Ok, even as I'm typing I need to get one thing straight with everyone, because I just need to get it off my chest (mainly because I don't want to shout at those who are just trying to support me). I am not worried about him speaking. I know he will speak. I don't doubt at all that he will speak. I know he will not stay "unable to speak forever". I don't doubt my boy at all, in that sense. In fact, I'm incredibly confident he will speak.
You should also know, I'm not just saying this to fob you off, to shake you off my back. I'm saying it because I believe it more than any of you could ever know. So many people tell me not to worry, he will speak. I'm not worried. I know he will speak.
So what am I worried about? I'm worried, like any other mom who cares, about what it's doing to him until he DOES learn to speak. About what it's doing to US. He is so frustrated. If he doesn't know the sign, he points and points, repeating the same noise over and over again, usually until we're both yelling, shouting and/or in tears. This is a regular occurrence. And that's what worries me.
And I'm pushing this whole issue, because my boy cannot carry on like that. Life in this house cannot carry on like that.

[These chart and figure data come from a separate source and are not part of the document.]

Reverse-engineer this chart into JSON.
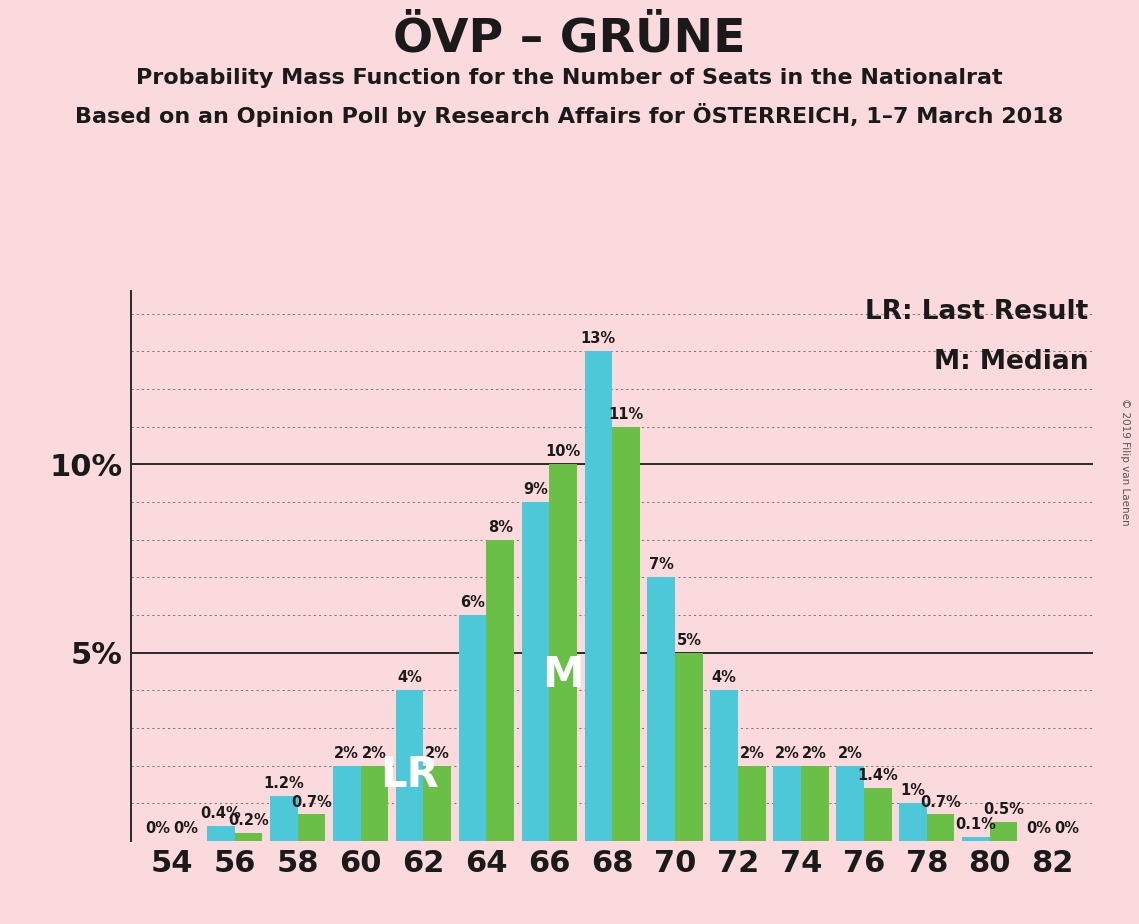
{
  "title": "ÖVP – GRÜNE",
  "subtitle1": "Probability Mass Function for the Number of Seats in the Nationalrat",
  "subtitle2": "Based on an Opinion Poll by Research Affairs for ÖSTERREICH, 1–7 March 2018",
  "copyright": "© 2019 Filip van Laenen",
  "legend_lr": "LR: Last Result",
  "legend_m": "M: Median",
  "background_color": "#fadadd",
  "bar_color_cyan": "#4dc8d8",
  "bar_color_green": "#6abf47",
  "seats": [
    54,
    56,
    58,
    60,
    62,
    64,
    66,
    68,
    70,
    72,
    74,
    76,
    78,
    80,
    82
  ],
  "cyan_values": [
    0.0,
    0.4,
    1.2,
    2.0,
    4.0,
    6.0,
    9.0,
    13.0,
    7.0,
    4.0,
    2.0,
    2.0,
    1.0,
    0.1,
    0.0
  ],
  "green_values": [
    0.0,
    0.2,
    0.7,
    2.0,
    2.0,
    8.0,
    10.0,
    11.0,
    5.0,
    2.0,
    2.0,
    1.4,
    0.7,
    0.5,
    0.0
  ],
  "lr_seat": 62,
  "median_seat": 66,
  "title_fontsize": 34,
  "subtitle_fontsize": 16,
  "axis_tick_fontsize": 22,
  "bar_label_fontsize": 10.5,
  "legend_fontsize": 19,
  "lr_m_fontsize": 30,
  "ylabel_fontsize": 22
}
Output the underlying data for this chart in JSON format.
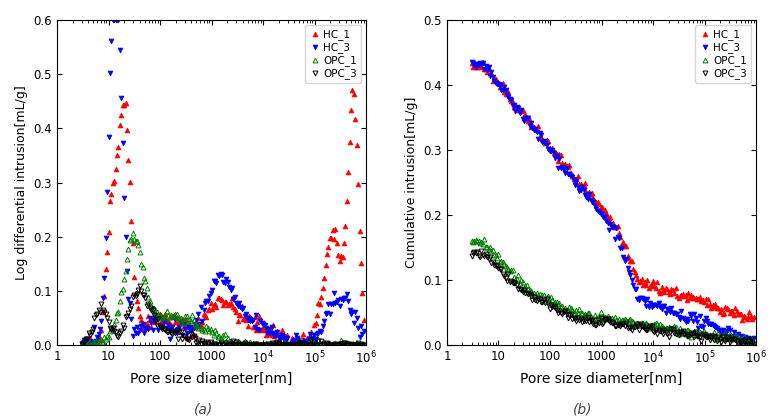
{
  "fig_width": 7.82,
  "fig_height": 4.18,
  "dpi": 100,
  "subplot_a": {
    "xlabel": "Pore size diameter[nm]",
    "ylabel": "Log differential intrusion[mL/g]",
    "xlim": [
      1,
      1000000
    ],
    "ylim": [
      0,
      0.6
    ],
    "yticks": [
      0.0,
      0.1,
      0.2,
      0.3,
      0.4,
      0.5,
      0.6
    ],
    "xtick_labels": [
      "1",
      "10",
      "100",
      "1000",
      "10$^4$",
      "10$^5$",
      "10$^6$"
    ],
    "label_a": "(a)"
  },
  "subplot_b": {
    "xlabel": "Pore size diameter[nm]",
    "ylabel": "Cumulative intrusion[mL/g]",
    "xlim": [
      1,
      1000000
    ],
    "ylim": [
      0,
      0.5
    ],
    "yticks": [
      0.0,
      0.1,
      0.2,
      0.3,
      0.4,
      0.5
    ],
    "xtick_labels": [
      "1",
      "10",
      "100",
      "1000",
      "10$^4$",
      "10$^5$",
      "10$^6$"
    ],
    "label_b": "(b)"
  }
}
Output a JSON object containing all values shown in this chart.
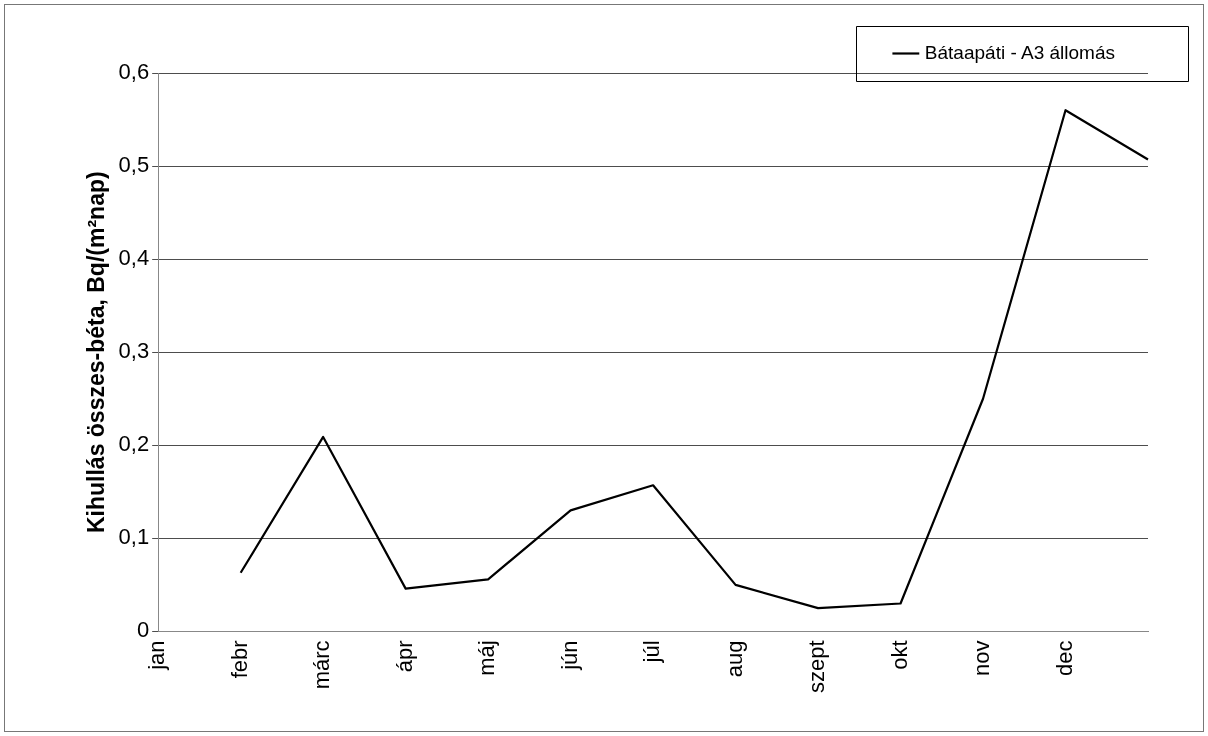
{
  "chart_data": {
    "type": "line",
    "ylabel": "Kihullás összes-béta, Bq/(m²nap)",
    "categories": [
      "jan",
      "febr",
      "márc",
      "ápr",
      "máj",
      "jún",
      "júl",
      "aug",
      "szept",
      "okt",
      "nov",
      "dec",
      null
    ],
    "series": [
      {
        "name": "Bátaapáti - A3 állomás",
        "color": "#000000",
        "values": [
          null,
          0.063,
          0.209,
          0.046,
          0.056,
          0.13,
          0.157,
          0.05,
          0.025,
          0.03,
          0.25,
          0.56,
          0.507
        ]
      }
    ],
    "ylim": [
      0,
      0.6
    ],
    "yticks": [
      {
        "value": 0,
        "label": "0"
      },
      {
        "value": 0.1,
        "label": "0,1"
      },
      {
        "value": 0.2,
        "label": "0,2"
      },
      {
        "value": 0.3,
        "label": "0,3"
      },
      {
        "value": 0.4,
        "label": "0,4"
      },
      {
        "value": 0.5,
        "label": "0,5"
      },
      {
        "value": 0.6,
        "label": "0,6"
      }
    ],
    "grid": "y",
    "legend": "top right",
    "marker": "none",
    "line_style": "solid"
  }
}
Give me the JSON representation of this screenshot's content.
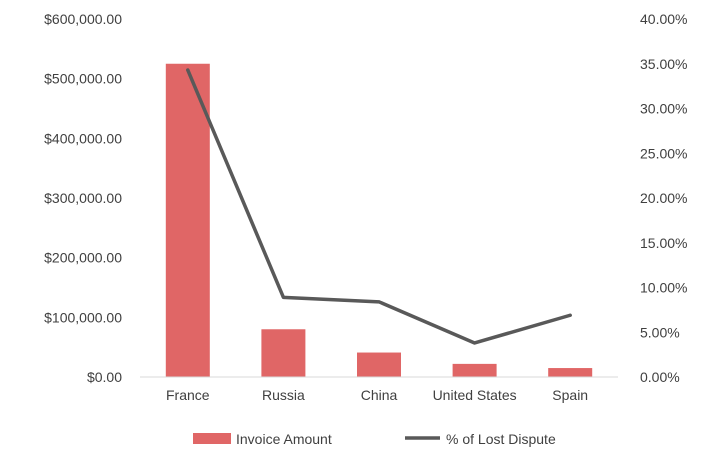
{
  "chart_data": {
    "type": "bar",
    "categories": [
      "France",
      "Russia",
      "China",
      "United States",
      "Spain"
    ],
    "series": [
      {
        "name": "Invoice Amount",
        "type": "bar",
        "axis": "left",
        "color": "#e06666",
        "values": [
          525000,
          80000,
          41000,
          22000,
          15000
        ]
      },
      {
        "name": "% of Lost Dispute",
        "type": "line",
        "axis": "right",
        "color": "#595959",
        "values": [
          34.3,
          8.9,
          8.4,
          3.8,
          6.9
        ]
      }
    ],
    "y_left": {
      "ylim": [
        0,
        600000
      ],
      "tick_values": [
        0,
        100000,
        200000,
        300000,
        400000,
        500000,
        600000
      ],
      "tick_labels": [
        "$0.00",
        "$100,000.00",
        "$200,000.00",
        "$300,000.00",
        "$400,000.00",
        "$500,000.00",
        "$600,000.00"
      ]
    },
    "y_right": {
      "ylim": [
        0,
        40
      ],
      "tick_values": [
        0,
        5,
        10,
        15,
        20,
        25,
        30,
        35,
        40
      ],
      "tick_labels": [
        "0.00%",
        "5.00%",
        "10.00%",
        "15.00%",
        "20.00%",
        "25.00%",
        "30.00%",
        "35.00%",
        "40.00%"
      ]
    },
    "grid": false,
    "legend_position": "bottom"
  }
}
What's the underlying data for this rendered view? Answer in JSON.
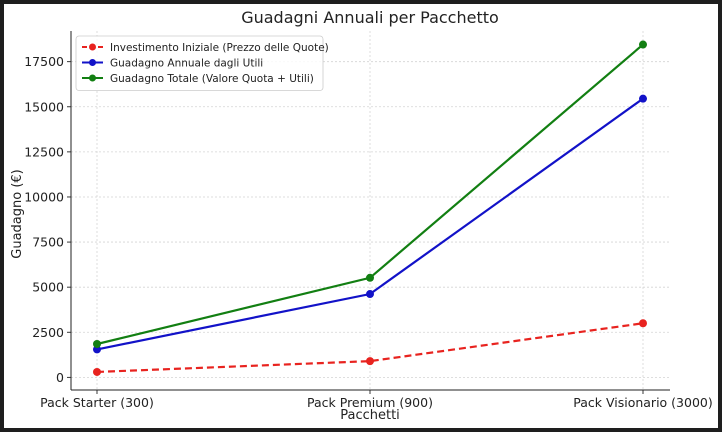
{
  "chart_data": {
    "type": "line",
    "title": "Guadagni Annuali per Pacchetto",
    "xlabel": "Pacchetti",
    "ylabel": "Guadagno (€)",
    "categories": [
      "Pack Starter (300)",
      "Pack Premium (900)",
      "Pack Visionario (3000)"
    ],
    "ylim": [
      -700,
      19200
    ],
    "yticks": [
      0,
      2500,
      5000,
      7500,
      10000,
      12500,
      15000,
      17500
    ],
    "grid": true,
    "legend_position": "top-left",
    "series": [
      {
        "name": "Investimento Iniziale (Prezzo delle Quote)",
        "color": "#e8231f",
        "style": "dashed",
        "values": [
          300,
          900,
          3000
        ]
      },
      {
        "name": "Guadagno Annuale dagli Utili",
        "color": "#1212c8",
        "style": "solid",
        "values": [
          1550,
          4620,
          15450
        ]
      },
      {
        "name": "Guadagno Totale (Valore Quota + Utili)",
        "color": "#127f12",
        "style": "solid",
        "values": [
          1850,
          5520,
          18450
        ]
      }
    ]
  }
}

So what happened today? Well I'm not entirely sure. I've come away with the most mixed bag of emotions ever. In short, she believes there is something not right with him. And she suspects one of three things (which I can't entirely remember because OMG how much stuff to take on board).
1) It's a hearing issue, though she highly doubts it.
2) It's a physical development issue (potentially related to his funny eating), which she thinks is most likely.
3) It's a form of Speech Dyspraxia, which if this is the case, will come to light more as he gets older, and she thinks this may be possible.
I feel strangely sad after this appointment. Everyone keeps saying "this progress is good!" which I understand. Everyone says "look! You're getting help now!" which I understand.
I really, really do.
But it's such a horrible position to be in, where you want to hear that your kid is ok but you want someone to believe you when you think something is wrong. And then when someone tells you something IS wrong, you really just wanted to hear "actually he's ok". And knowing that if someone had said "Actually, he's ok", you would REALLY want to have it confirmed that something is wrong.
I know that made no sense.
But I realised today that because of these emotions I'm actually in a no-win situation. Even though...well...we've won.
This is still making no sense.
At the end of the day, though it feels horrible to say this, I'm glad ST said there's something wrong (or in her words, "something not quite right") with his speech development, mainly because I feel justified in pushing as much as I did. Ok I'll say it even though I don't want to, "I told you so". But I didn't want to be right.
So at this point what happens next? Well he has more referrals for other appointments. He will have hearing tests, he has a food specialist appointment (he often gags while he eats) and will have another speech appointment shortly after those appointments. Which will probably be in about 6 months. She believes until those appointments, we need to carry on working just that little bit harder in encouraging him to speak, as we already are, and as I had already long since confirmed in my own mind, he will speak eventually, it will just take a little longer to get there.
The latter I was already prepared for; so many people saying it to me already, as I expect many more will do. I understand. I really do. But sometimes it gets frustrating, I guess, when it feels like people don't really believe me, and suspecting I'm fretting like crazy under the surface. The only thing I'm fretting about like crazy is whether the frustration will consume us all, and how much worse it will get before he starts to give himself a break of some sort.
I'm glad he's getting help now, even if it is a long haul. I can deal with that, because I already know what the outcome will be. I'm not glad that there's a problem. I didn't want my kid "labelled" or anything like that. I'm just glad that I'm finally getting the help and support we all need, which will hopefully make this journey a little easier on us all.
Which I think, at the end of the day, was all I wanted.